All matrix differentiation questions can be answered by expanding out the indices, in this case $$ x^TAx=\sum_{ij}x_iA_{ij}x_j $$ from which it follows that $$ \frac{\partial(x^TAx)}{\partial x^k}=\sum_{ij}\frac{\partial x_i}{\partial x_k}A_{ij}x_j+\sum_{ij}x_iA_{ij}\frac{\partial x_j}{\partial x_k}, $$ where all we have done is apply the usual product rule to each term.

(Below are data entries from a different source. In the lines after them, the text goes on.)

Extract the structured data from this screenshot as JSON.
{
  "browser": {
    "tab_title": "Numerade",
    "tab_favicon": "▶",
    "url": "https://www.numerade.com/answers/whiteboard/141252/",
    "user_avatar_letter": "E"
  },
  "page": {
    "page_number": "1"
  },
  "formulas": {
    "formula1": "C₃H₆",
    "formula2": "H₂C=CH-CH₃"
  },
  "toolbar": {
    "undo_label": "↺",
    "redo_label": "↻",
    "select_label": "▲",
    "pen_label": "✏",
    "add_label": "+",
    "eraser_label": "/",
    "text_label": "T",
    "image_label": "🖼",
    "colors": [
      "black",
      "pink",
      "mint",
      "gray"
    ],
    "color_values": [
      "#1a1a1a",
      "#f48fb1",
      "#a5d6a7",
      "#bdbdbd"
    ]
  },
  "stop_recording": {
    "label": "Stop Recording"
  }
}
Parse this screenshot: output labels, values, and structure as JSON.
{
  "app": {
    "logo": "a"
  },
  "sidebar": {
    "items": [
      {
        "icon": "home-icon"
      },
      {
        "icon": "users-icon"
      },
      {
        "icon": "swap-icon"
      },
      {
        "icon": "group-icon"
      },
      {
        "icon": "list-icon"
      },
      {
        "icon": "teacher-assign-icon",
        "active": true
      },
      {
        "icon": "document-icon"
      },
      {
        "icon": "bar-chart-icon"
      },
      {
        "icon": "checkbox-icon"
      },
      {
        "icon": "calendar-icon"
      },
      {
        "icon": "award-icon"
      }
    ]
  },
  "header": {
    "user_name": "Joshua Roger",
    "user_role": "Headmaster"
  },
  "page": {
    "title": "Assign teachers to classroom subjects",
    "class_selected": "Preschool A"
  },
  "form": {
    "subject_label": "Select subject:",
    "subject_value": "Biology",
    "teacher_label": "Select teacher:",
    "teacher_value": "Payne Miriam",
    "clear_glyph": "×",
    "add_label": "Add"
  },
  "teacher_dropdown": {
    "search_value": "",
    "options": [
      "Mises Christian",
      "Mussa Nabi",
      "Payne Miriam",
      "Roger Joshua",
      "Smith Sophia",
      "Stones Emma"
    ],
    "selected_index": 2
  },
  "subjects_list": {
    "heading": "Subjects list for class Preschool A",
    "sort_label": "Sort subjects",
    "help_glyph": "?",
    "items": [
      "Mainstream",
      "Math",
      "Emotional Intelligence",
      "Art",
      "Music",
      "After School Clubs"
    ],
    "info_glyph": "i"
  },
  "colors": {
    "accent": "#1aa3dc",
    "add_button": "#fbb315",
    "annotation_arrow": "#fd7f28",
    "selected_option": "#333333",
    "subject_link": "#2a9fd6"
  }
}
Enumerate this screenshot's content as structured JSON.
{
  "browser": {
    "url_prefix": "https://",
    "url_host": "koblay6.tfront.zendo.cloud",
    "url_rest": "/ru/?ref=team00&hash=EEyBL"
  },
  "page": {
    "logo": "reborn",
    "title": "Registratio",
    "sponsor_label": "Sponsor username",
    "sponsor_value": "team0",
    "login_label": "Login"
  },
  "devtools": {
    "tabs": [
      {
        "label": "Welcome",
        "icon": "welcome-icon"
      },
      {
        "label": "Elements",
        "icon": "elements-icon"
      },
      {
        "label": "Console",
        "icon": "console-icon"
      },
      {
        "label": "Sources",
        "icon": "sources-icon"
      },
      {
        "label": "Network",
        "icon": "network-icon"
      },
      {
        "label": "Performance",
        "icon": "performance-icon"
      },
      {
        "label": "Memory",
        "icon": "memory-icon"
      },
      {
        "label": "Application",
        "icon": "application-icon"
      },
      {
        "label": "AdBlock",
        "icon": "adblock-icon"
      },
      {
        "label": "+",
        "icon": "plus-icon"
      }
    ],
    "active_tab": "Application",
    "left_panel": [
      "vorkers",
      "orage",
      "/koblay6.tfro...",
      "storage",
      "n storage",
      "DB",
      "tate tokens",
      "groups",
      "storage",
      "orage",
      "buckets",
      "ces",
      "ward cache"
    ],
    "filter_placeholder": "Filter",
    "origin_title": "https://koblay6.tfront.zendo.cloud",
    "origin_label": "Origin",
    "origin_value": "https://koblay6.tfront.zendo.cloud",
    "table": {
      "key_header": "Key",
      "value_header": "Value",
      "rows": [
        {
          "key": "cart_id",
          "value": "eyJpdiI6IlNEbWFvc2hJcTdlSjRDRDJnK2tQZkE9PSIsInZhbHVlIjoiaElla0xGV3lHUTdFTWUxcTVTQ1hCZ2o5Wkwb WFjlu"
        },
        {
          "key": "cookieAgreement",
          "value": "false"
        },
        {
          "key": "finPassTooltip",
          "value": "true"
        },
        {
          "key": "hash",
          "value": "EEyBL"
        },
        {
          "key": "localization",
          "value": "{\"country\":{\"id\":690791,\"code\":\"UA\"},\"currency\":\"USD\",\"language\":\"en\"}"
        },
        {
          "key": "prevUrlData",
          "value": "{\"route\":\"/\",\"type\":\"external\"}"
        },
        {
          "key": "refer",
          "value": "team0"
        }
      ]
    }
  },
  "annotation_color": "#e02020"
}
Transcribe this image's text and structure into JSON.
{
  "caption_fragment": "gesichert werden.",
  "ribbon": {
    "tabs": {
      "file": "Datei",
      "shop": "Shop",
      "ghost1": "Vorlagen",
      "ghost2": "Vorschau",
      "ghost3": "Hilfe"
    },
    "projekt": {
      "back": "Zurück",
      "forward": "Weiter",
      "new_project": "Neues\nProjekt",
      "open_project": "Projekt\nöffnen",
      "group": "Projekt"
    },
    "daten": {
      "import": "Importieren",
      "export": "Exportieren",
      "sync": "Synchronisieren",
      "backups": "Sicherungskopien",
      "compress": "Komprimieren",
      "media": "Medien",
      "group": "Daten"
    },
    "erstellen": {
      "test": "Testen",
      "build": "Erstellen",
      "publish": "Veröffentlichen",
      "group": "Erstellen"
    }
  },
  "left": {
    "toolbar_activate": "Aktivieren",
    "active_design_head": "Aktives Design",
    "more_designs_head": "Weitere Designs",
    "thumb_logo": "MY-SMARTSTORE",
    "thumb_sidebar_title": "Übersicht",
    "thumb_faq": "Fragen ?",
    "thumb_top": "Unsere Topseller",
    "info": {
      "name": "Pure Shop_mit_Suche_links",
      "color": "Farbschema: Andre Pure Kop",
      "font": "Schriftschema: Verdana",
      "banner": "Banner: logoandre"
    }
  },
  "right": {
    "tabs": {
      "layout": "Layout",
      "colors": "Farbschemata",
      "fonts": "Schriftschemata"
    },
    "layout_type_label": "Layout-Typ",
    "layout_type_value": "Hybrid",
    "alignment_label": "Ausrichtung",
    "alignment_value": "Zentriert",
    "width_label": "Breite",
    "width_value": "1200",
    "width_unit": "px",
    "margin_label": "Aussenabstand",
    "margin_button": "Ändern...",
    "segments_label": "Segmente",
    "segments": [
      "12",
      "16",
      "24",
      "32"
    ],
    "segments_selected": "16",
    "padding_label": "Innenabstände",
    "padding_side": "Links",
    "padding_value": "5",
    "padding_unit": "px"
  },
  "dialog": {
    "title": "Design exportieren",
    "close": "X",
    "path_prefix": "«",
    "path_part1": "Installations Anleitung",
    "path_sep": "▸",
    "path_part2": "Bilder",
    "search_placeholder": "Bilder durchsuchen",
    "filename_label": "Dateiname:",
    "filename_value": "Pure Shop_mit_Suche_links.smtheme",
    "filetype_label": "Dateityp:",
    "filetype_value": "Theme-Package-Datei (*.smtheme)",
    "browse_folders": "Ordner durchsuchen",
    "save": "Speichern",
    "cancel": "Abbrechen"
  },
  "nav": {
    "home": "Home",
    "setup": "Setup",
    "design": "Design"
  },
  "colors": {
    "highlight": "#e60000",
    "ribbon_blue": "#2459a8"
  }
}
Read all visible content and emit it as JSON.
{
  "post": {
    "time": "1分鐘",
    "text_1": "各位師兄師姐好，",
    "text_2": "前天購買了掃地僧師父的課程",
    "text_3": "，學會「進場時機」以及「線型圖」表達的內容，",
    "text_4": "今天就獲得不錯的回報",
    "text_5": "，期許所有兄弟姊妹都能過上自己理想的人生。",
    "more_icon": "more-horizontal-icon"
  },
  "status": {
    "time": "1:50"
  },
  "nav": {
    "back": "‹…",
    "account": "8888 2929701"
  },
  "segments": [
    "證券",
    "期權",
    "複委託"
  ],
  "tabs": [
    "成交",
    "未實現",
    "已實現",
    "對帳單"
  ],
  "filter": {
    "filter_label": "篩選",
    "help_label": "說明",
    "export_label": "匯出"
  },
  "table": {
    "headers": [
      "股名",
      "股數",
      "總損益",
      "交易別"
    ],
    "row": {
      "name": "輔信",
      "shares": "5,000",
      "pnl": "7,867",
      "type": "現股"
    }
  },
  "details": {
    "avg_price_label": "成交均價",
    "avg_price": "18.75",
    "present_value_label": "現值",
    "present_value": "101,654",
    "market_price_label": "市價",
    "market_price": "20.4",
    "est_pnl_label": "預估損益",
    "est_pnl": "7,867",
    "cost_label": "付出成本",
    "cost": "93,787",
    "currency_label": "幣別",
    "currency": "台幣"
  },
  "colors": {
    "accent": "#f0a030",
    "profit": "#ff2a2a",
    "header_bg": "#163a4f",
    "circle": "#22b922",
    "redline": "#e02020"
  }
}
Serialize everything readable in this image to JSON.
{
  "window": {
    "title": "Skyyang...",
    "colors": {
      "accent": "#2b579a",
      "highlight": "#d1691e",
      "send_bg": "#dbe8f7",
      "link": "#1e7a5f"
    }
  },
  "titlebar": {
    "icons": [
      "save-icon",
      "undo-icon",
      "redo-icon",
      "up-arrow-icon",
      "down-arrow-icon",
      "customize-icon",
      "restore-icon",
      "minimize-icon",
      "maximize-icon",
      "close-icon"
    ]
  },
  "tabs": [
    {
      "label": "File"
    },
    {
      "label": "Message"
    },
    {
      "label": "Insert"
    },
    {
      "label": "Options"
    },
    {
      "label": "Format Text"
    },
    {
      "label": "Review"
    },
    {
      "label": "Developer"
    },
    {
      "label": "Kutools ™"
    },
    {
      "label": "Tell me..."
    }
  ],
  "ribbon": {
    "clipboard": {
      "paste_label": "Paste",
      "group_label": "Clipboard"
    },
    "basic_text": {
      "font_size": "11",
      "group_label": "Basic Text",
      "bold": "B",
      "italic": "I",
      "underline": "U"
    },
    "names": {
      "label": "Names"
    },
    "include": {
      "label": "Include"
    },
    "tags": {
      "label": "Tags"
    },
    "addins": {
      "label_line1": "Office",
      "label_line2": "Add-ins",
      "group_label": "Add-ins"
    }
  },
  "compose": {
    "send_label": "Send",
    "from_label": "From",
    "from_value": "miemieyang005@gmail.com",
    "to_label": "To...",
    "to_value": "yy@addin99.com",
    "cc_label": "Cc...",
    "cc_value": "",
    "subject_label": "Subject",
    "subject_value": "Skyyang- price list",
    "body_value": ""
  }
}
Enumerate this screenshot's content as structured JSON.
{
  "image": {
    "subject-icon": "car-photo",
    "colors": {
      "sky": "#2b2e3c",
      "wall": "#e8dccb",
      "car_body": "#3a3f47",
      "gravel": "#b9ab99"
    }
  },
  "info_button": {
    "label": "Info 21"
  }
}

Now $\partial x_i/\partial x_j$ equals $1$ if and only if $i=j$, and is zero otherwise, so $$ \frac{\partial(x^TAx)}{\partial x^k}=\sum_{j}A_{kj}x_j+\sum_{i}x_iA_{ik}=(Ax)_k+(A^Tx)_k, $$ which means that $$ \frac{\partial(x^TAx)}{\partial x}=Ax+A^Tx. $$

pre-kidney
  • 30,884
  • Many thanks for the answer @pre-kidney. Is the notation $\sum_{ij}$ equivalent to $\sum_{i}\sum_{j}$ $\implies$ $\sum_{ij}x_iA_{ij}x_j = \sum_{i}\sum_{j} x_iA_{ij}x_j$? Regarding the product rule $(f+g)' = f'g + fg'$, how could be formally define $f$ and $g$ respectively? $f(x) = x$ and $g(x) = Ax$? – ecjb Sep 28 '19 at 09:52
  • Moreover, it is probably obvious, but how can we illustrate the fact that $\frac{\partial x_i}{\partial x_j}$ equals 1 if an only if $i = j$ and is zero otherwise? – ecjb Sep 28 '19 at 11:10
  • Yes $\sum_{ij}=\sum_i\sum_j$ 2. No, $f(x_k)=x_i$ and $g(x_k)=A_{ij}x_j$ (since it is term-by-term) 3. If $i\not=j$ then $x_i$ is constant with respect to $x_j$ hence the derivative is zero. If $i=j$ the derivative is $1$ by the power rule https://en.wikipedia.org/wiki/Power_rule
  • – pre-kidney Sep 28 '19 at 17:28